Hoje, perante as questões dos eurodeputados, a presidente do BCE reiterou que a eficácia da política monetária "seria maior" se outras políticas macroeconómicas, como a política orçamental através de um maior investimento público, também viessem a jogo. Para Lagarde "o BCE não pode ter um papel chave no investimento a não ser proporcionando custos atrativos de financiamento, encorajando o investimento em inovação, investigação & desenvolvimento (I&D), o que irá melhorar a produtividade". 

Além disso, questionada sobre a iniciativa do novo instrumento orçamental para a convergência e a competitividade (BICC, na singla em inglês), a francesa enfatizou a sua importância, mas manteve a linha do seu antecessor: é preciso uma capacidade orçamental ao nível da União Económica e Monetária, como existe noutras uniões monetárias, que tenha uma função de estabilização macroeconómica. 


O futuro do dinheiro

Com as criptomoedas, as stablecoins e novos métodos de pagamentos a surgir pela mão de novos agentes económicos - onde o exemplo principal é a iniciativa liderada pelo Facebook (libra) -, a audição da presidente do BCE também passou por este tema. Em suma, celebrou-se a inovação nesta área, mas acautelou-se os riscos.

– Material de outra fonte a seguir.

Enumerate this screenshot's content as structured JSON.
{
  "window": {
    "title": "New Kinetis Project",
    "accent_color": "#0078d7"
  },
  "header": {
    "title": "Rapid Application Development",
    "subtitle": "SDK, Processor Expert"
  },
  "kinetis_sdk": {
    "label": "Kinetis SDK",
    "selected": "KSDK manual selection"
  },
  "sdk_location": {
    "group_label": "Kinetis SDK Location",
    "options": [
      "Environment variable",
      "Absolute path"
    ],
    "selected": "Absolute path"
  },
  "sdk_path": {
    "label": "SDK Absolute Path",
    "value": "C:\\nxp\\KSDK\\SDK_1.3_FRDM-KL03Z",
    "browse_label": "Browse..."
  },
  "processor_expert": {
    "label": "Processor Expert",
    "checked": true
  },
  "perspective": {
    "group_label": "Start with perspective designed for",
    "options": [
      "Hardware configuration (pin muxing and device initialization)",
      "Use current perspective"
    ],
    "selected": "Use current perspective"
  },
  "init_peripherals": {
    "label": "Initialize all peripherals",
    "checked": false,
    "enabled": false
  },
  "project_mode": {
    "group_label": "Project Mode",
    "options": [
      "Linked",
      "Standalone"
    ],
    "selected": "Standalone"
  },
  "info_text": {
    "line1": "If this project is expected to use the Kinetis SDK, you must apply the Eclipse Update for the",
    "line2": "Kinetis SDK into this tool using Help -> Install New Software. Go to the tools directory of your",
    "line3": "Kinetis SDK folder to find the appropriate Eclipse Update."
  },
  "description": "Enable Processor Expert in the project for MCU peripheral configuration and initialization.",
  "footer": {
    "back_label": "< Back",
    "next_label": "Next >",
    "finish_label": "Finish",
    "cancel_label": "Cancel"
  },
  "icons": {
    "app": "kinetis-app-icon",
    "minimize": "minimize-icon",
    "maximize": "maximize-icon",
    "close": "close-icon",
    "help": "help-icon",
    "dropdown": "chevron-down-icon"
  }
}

"Temos de mudar devagar" nesta área, avisou Lagarde, "consciente dos riscos" que um novo paradigma poderá causar na transmissão da política monetária e no funcionamento do sistema internacional. Exemplo disso é a possível criação de uma moeda digital por parte dos bancos centrais, algo que já está a ser estudado, por exemplo, na Suécia. "A questão sobre as moedas digitais dos bancos centrais e o seu design ótimo ainda precisa de mais análise", vincou.

Igualdade de género
Um tema muito caro à presidente do BCE foi introduzido pelos eurodeputados que referiram a imagem de um retiro informal do conselho do BCE em que Christine Lagarde aparece como a única mulher num coletivo de 25 pessoas - uma situação que deverá mudar em breve quando Isabel Schnabel for confirmada para a comissão executiva. "Não é uma representação razoável da nossa sociedade", notou Lagarde, ressalvando que tem bastante apreço por todos os seus colegas masculinos. 

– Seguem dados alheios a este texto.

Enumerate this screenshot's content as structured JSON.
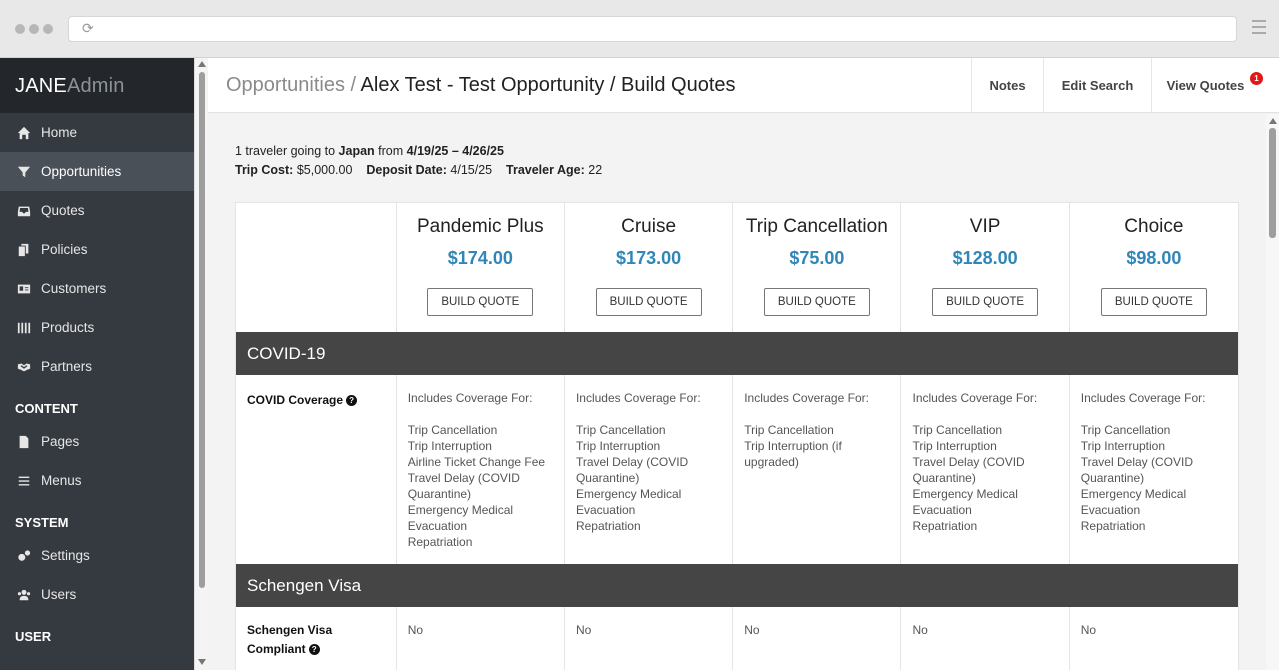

Contudo, a presidente do BCE admitiu que essa questão vai além da sua capacidade de decisão uma vez que são os Estados-membros quem escolhe os membros executivos do BCE e os governadores dos bancos centrais nacionais. "Talvez vocês aqui possam ter um papel nisso", sugeriu aos eurodeputados, referindo até que "teria todo o prazer em dar alguns nomes". "Acho que estou a dizer coisas que não são politicamente corretas, mas estou a falar sentidamente", concluiu.